ZPO §§ 91, 104, 404,406; VV RVG Nr. 3500
Die 0,5 Verfahrensgebühr gem. Nr. 3500 VV RVG, die dem beauftragten Rechtsanwalt für seine Tätigkeit im Beschwerdeverfahren betreffend die Ablehnung eines Sachverständigen zusteht, gehört zu den erstattungsfähigen Kosten des Rechtsstreits.

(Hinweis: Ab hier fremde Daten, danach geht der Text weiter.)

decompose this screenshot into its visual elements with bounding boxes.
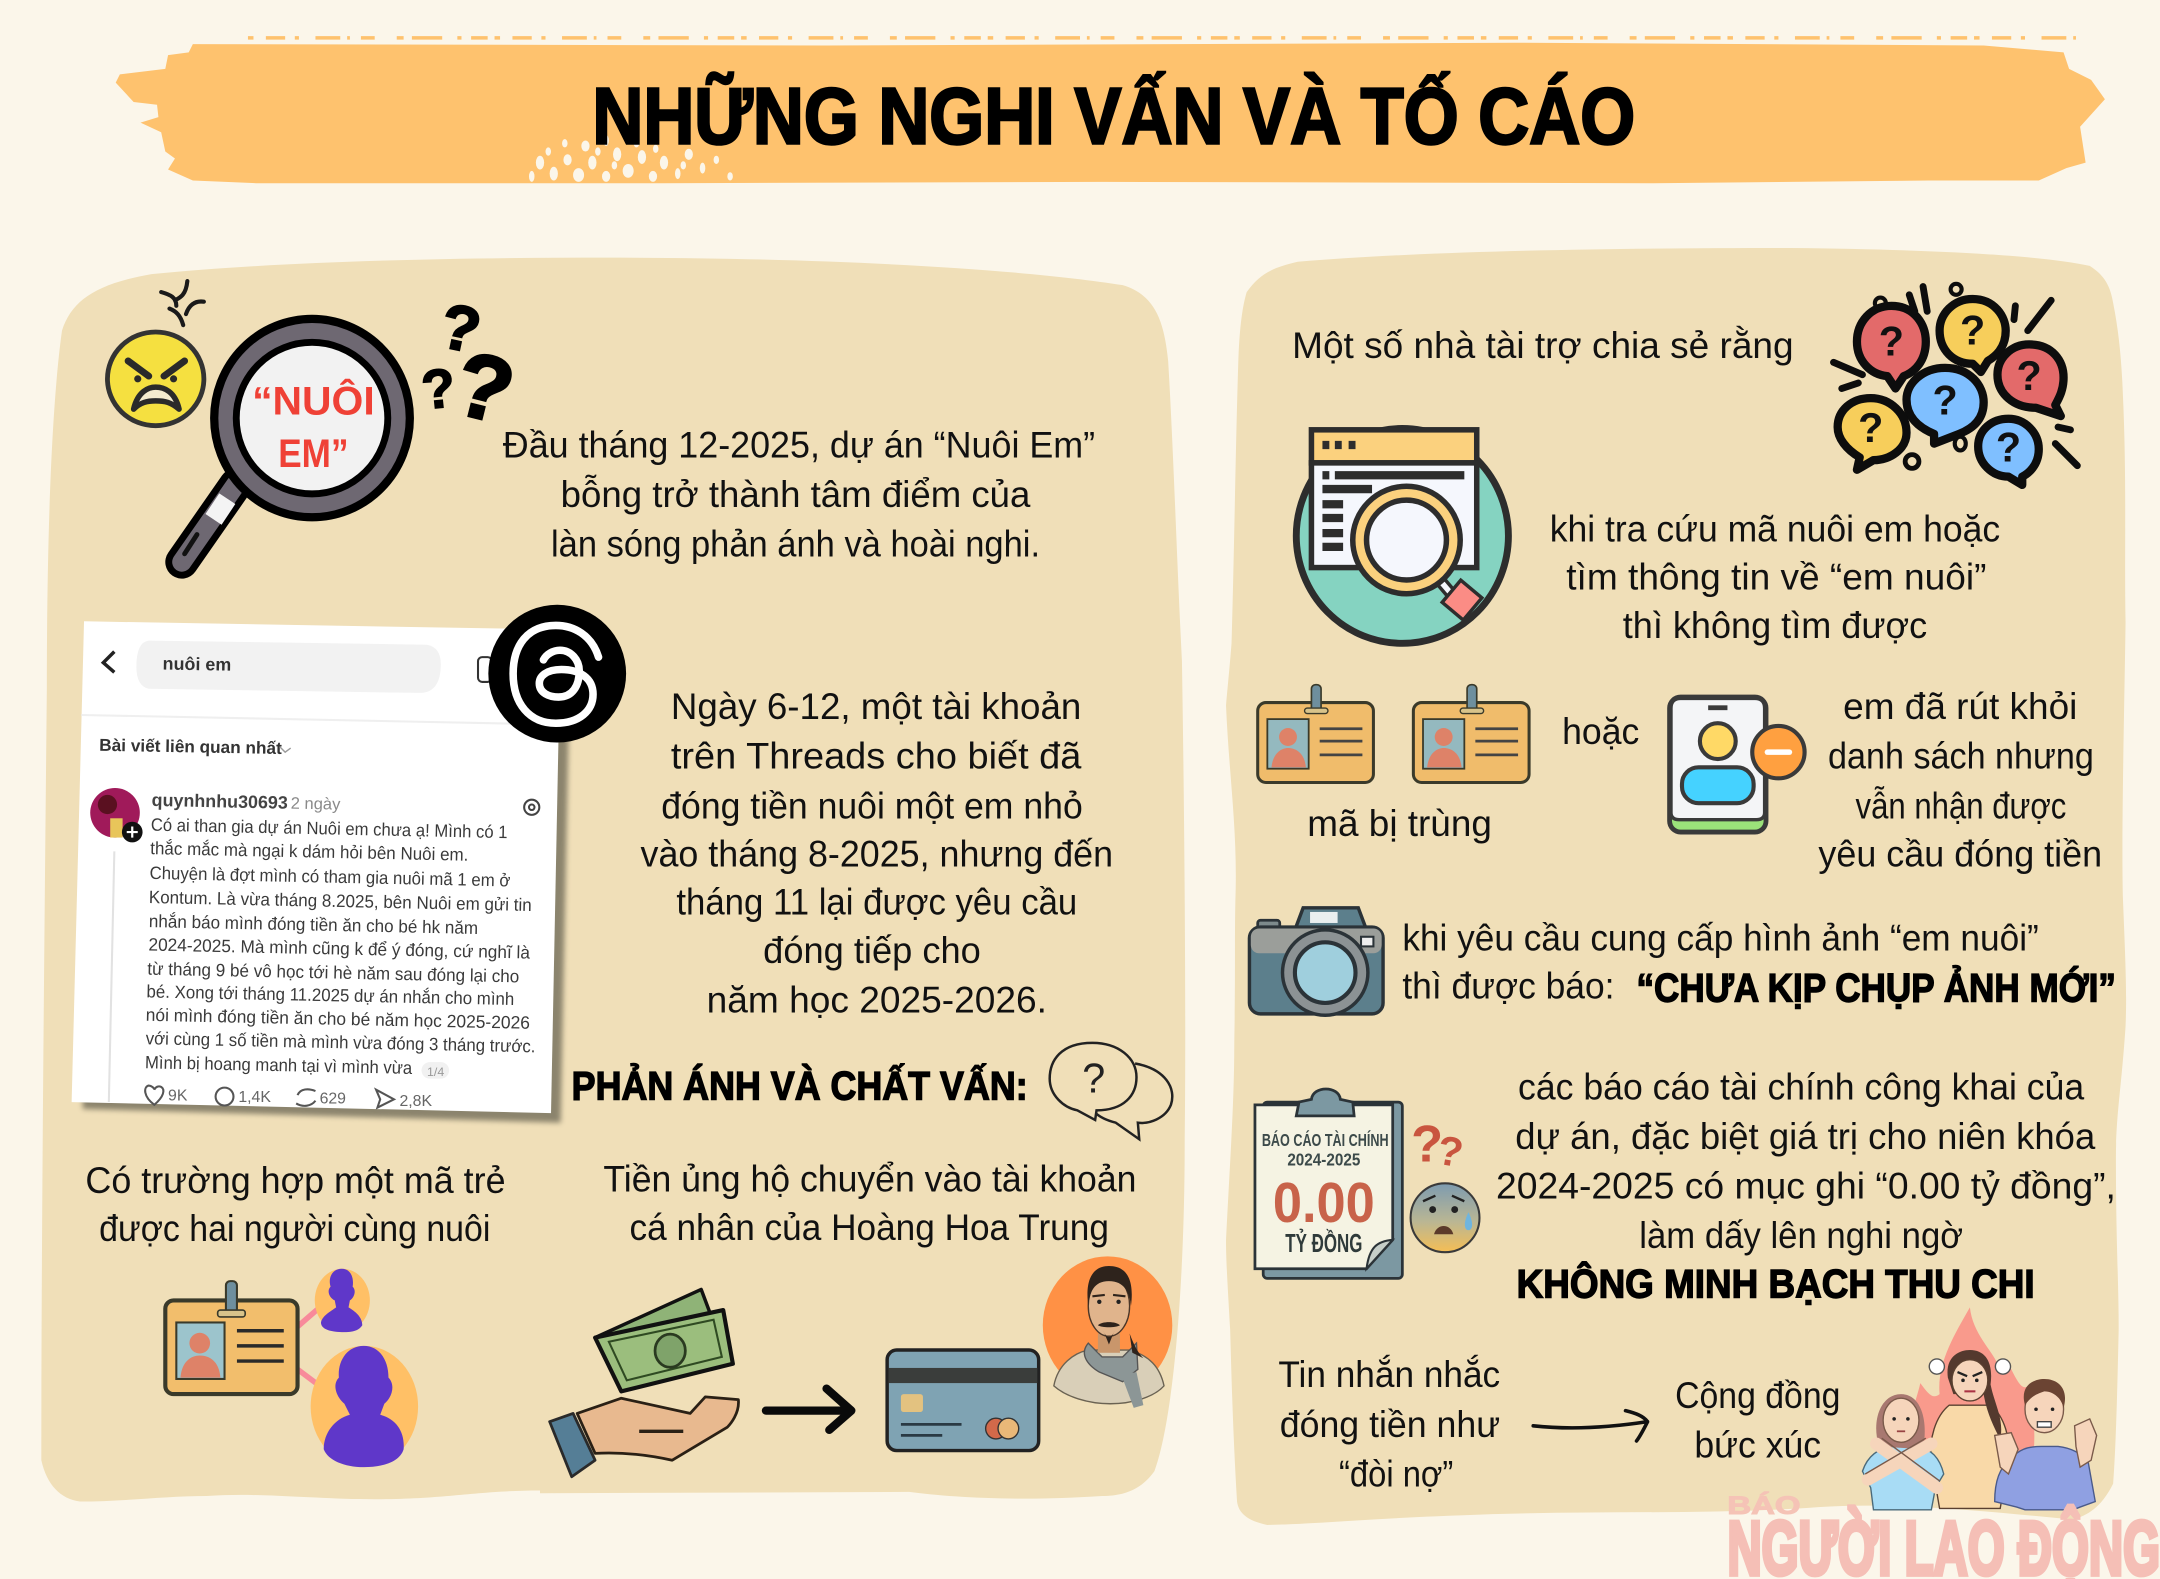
icon: id card two bbox=[1413, 685, 1529, 782]
text: duplicate code: mã bị trùng bbox=[1307, 802, 1492, 844]
bubble question marks and sparks: ? bbox=[1858, 405, 1883, 451]
icon: red question marks: ? bbox=[1434, 1127, 1467, 1176]
icon: question marks: ? bbox=[445, 333, 523, 444]
post text: bé. Xong tới tháng 11.2025 dự án nhắn cho mình bbox=[146, 980, 515, 1009]
post text: Chuyện là đợt mình có tham gia nuôi mã 1 em ở bbox=[149, 863, 511, 890]
text block: reminder messages: đóng tiền như bbox=[1280, 1403, 1500, 1445]
icon: financial report bbox=[1255, 1089, 1402, 1278]
text block: intro: bỗng trở thành tâm điểm của bbox=[561, 473, 1031, 515]
text block: personal account: cá nhân của Hoàng Hoa Trung bbox=[630, 1206, 1109, 1248]
post stats: 629 bbox=[320, 1090, 346, 1107]
text block: financial reports: dự án, đặc biệt giá trị cho niên khóa bbox=[1515, 1115, 2096, 1157]
text block: intro bbox=[503, 423, 1095, 565]
text: or: hoặc bbox=[1562, 710, 1639, 752]
icon: search window bbox=[1296, 428, 1508, 643]
post text: thắc mắc mà ngại k dám hỏi bên Nuôi em. bbox=[150, 837, 469, 865]
heading: complaints: PHẢN ÁNH VÀ CHẤT VẤN: bbox=[572, 1062, 1028, 1108]
text block: reminder messages: Tin nhắn nhắc bbox=[1278, 1353, 1500, 1395]
icon: magnifying glass bbox=[182, 319, 410, 562]
post stats: 9K bbox=[168, 1088, 188, 1105]
panel: right bbox=[1226, 248, 2126, 1525]
text block: duplicate code: được hai người cùng nuôi bbox=[99, 1207, 490, 1249]
screenshot: threads post: Bài viết liên quan nhất bbox=[99, 735, 282, 758]
icon: id card with two sponsors bbox=[165, 1269, 418, 1467]
text block: intro: làn sóng phản ánh và hoài nghi. bbox=[551, 523, 1040, 565]
post text: 2024-2025. Mà mình cũng k để ý đóng, cứ nghĩ là bbox=[148, 935, 530, 963]
icon: worried face bbox=[1411, 1183, 1479, 1252]
bubble question marks and sparks: ? bbox=[2017, 353, 2042, 399]
report text: BÁO CÁO TÀI CHÍNH bbox=[1262, 1129, 1389, 1150]
post text: Mình bị hoang manh tại vì mình vừa bbox=[145, 1052, 412, 1078]
text block: financial reports: KHÔNG MINH BẠCH THU CHI bbox=[1517, 1261, 2035, 1307]
text block: lookup fails bbox=[1550, 507, 2000, 646]
magnifier label bbox=[252, 378, 375, 476]
post text: Có ai than gia dự án Nuôi em chưa ạ! Mình có 1 bbox=[151, 815, 508, 842]
text block: threads account: năm học 2025-2026. bbox=[707, 979, 1047, 1021]
text: sponsors share: Một số nhà tài trợ chia sẻ rằng bbox=[1292, 324, 1794, 366]
icon: angry face bbox=[107, 281, 204, 426]
text block: withdrawn: vẫn nhận được bbox=[1856, 784, 2066, 826]
center woman bbox=[1929, 1350, 2011, 1508]
icon: question marks: ? bbox=[434, 291, 487, 367]
watermark: BÁO bbox=[1727, 1492, 1800, 1520]
post text: với cùng 1 số tiền mà mình vừa đóng 3 tháng trước. bbox=[146, 1028, 536, 1056]
screenshot: threads post: nuôi em bbox=[162, 654, 231, 675]
text block: withdrawn: danh sách nhưng bbox=[1828, 735, 2094, 777]
heading: NHỮNG NGHI VẤN VÀ TỐ CÁO bbox=[592, 71, 1635, 160]
icon: red question marks: ? bbox=[1411, 1115, 1443, 1173]
text block: photo request: khi yêu cầu cung cấp hình ảnh “em nuôi” bbox=[1402, 917, 2039, 959]
icon: threads logo bbox=[488, 605, 626, 743]
text block: lookup fails: thì không tìm được bbox=[1623, 604, 1927, 646]
text block: reminder messages: “đòi nợ” bbox=[1339, 1452, 1453, 1494]
text block: financial reports: các báo cáo tài chính công khai của bbox=[1518, 1065, 2085, 1107]
bubble question marks and sparks bbox=[1834, 284, 2077, 471]
left woman bbox=[1862, 1394, 1944, 1510]
text block: financial reports: 2024-2025 có mục ghi “0.00 tỷ đồng”, bbox=[1496, 1164, 2116, 1206]
post stats: 1,4K bbox=[238, 1089, 271, 1106]
report text bbox=[1262, 1129, 1389, 1258]
bubble question marks and sparks: ? bbox=[1960, 307, 1985, 353]
text block: threads account: tháng 11 lại được yêu cầu bbox=[676, 881, 1077, 923]
text block: lookup fails: khi tra cứu mã nuôi em hoặc bbox=[1550, 507, 2000, 549]
icon: question marks bbox=[418, 291, 523, 444]
bubble question marks and sparks: ? bbox=[1996, 425, 2021, 471]
post text: nói mình đóng tiền ăn cho bé năm học 2025-2026 bbox=[146, 1005, 530, 1033]
text block: photo request: thì được báo: bbox=[1402, 965, 1614, 1007]
icon: red question marks bbox=[1411, 1115, 1467, 1176]
report text: TỶ ĐỒNG bbox=[1285, 1228, 1362, 1258]
icon: hand with money bbox=[550, 1289, 739, 1477]
report text: 2024-2025 bbox=[1287, 1149, 1361, 1169]
text block: photo request bbox=[1402, 917, 2116, 1011]
text block: financial reports bbox=[1496, 1065, 2116, 1307]
text block: reminder messages bbox=[1278, 1353, 1500, 1494]
text block: duplicate code: Có trường hợp một mã trẻ bbox=[85, 1159, 506, 1201]
illustration: angry people bbox=[1862, 1307, 2097, 1510]
text block: withdrawn: em đã rút khỏi bbox=[1843, 685, 2077, 727]
text: community upset bbox=[1675, 1374, 1840, 1465]
screenshot: threads post bbox=[72, 621, 570, 1123]
text block: lookup fails: tìm thông tin về “em nuôi” bbox=[1566, 556, 1986, 598]
icon: speech bubbles: ? bbox=[1082, 1055, 1105, 1101]
post stats bbox=[145, 1086, 432, 1110]
text block: threads account: trên Threads cho biết đã bbox=[671, 735, 1082, 777]
icon: phone removing contact bbox=[1670, 697, 1805, 832]
text block: threads account: Ngày 6-12, một tài khoản bbox=[671, 685, 1081, 727]
icon: camera bbox=[1249, 908, 1383, 1015]
bubble question marks and sparks: ? bbox=[1879, 318, 1904, 364]
icon: question bubbles bbox=[1838, 299, 2064, 485]
text block: withdrawn bbox=[1818, 685, 2102, 875]
post stats: 2,8K bbox=[399, 1093, 432, 1110]
screenshot: threads post: 2 ngày bbox=[291, 794, 341, 814]
text: community upset: bức xúc bbox=[1694, 1423, 1821, 1465]
icon: id card one bbox=[1258, 685, 1373, 782]
text: community upset: Cộng đồng bbox=[1675, 1374, 1840, 1416]
post text: nhắn báo mình đóng tiền ăn cho bé hk năm bbox=[149, 910, 478, 938]
arrow: money to account bbox=[766, 1389, 851, 1430]
icon: bank card bbox=[887, 1350, 1039, 1451]
portrait: Hoàng Hoa Trung bbox=[1043, 1256, 1172, 1408]
title banner bbox=[116, 38, 2105, 183]
text block: withdrawn: yêu cầu đóng tiền bbox=[1818, 833, 2102, 875]
panel: left bbox=[41, 258, 1185, 1502]
magnifier label: “NUÔI bbox=[252, 378, 375, 424]
text block: financial reports: làm dấy lên nghi ngờ bbox=[1639, 1214, 1963, 1256]
text block: duplicate code bbox=[85, 1159, 506, 1249]
right man bbox=[1995, 1379, 2097, 1510]
screenshot: threads post: quynhnhu30693 bbox=[151, 790, 288, 813]
arrow: reminders to outrage bbox=[1533, 1411, 1648, 1441]
report text: 0.00 bbox=[1273, 1171, 1375, 1234]
post text: Kontum. Là vừa tháng 8.2025, bên Nuôi em gửi tin bbox=[149, 887, 532, 915]
magnifier label: EM” bbox=[278, 432, 349, 476]
post text bbox=[145, 815, 536, 1079]
text block: threads account: đóng tiền nuôi một em nhỏ bbox=[661, 784, 1083, 826]
text block: intro: Đầu tháng 12-2025, dự án “Nuôi Em” bbox=[503, 423, 1095, 465]
icon: speech bubbles bbox=[1050, 1043, 1172, 1139]
text block: threads account: đóng tiếp cho bbox=[763, 929, 981, 971]
post text: từ tháng 9 bé vô học tới hè năm sau đóng lại cho bbox=[147, 959, 519, 986]
text block: personal account: Tiền ủng hộ chuyển vào tài khoản bbox=[603, 1158, 1136, 1200]
text block: threads account: vào tháng 8-2025, nhưng đến bbox=[641, 833, 1113, 875]
icon: question marks: ? bbox=[418, 356, 458, 421]
bubble question marks and sparks: ? bbox=[1932, 378, 1958, 424]
text block: personal account bbox=[603, 1158, 1136, 1248]
post text: 1/4 bbox=[427, 1065, 444, 1079]
text block: threads account bbox=[641, 685, 1113, 1021]
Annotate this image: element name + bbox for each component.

OLG Celle, Beschl. v. 7.6.2010 – 2 W 147/10
Im Termin zur mündlichen Verhandlung hörte das LG Lüneburg den zuvor gerichtlich bestellten Sachverständigen an. Hieraufhin lehnte der Kläger den Sachverständigen wegen Besorgnis der Befangenheit ab. Das LG erklärte das Ablehnungsgesuch für unbegründet. Die gegen diesen Beschluss gerichtete sofortige Beschwerde des Klägers hat das OLG Celle "auf Kosten" des Klägers zurückgewiesen. Der im Beschwerdeverfahren durch seinen Prozessbevollmächtigten vertretene Beklagte hat eine 0,5 Verfahrensgebühr nach Nr. 3500 VV RVG nebst Postentgeltpauschale und Umsatzsteuer zur Festsetzung angemeldet. Die Rechtspflegerin des LG hat die Kosten des Beschwerdeverfahrens antragsgemäß festgesetzt. Die gegen den Kostenfestsetzungsbeschluss gerichtete sofortige Beschwerde des Klägers hat das OLG Celle zurückgewiesen.
Aus den Gründen:
Die Rechtspflegerin hat zwar mit einer unzureichenden Begründung, aber jedenfalls im Ergebnis zu Recht die beantragten Rechtsanwaltsgebühren für das durchgeführte Beschwerdeverfahren festgesetzt. Den Beklagten sind Rechtsanwaltskosten in Form einer 0,5 Verfahrensgebühr im Beschwerdeverfahren vor dem OLG erwachsen, die als notwendige Kosten des Rechtsstreits festsetzungsfähig sind.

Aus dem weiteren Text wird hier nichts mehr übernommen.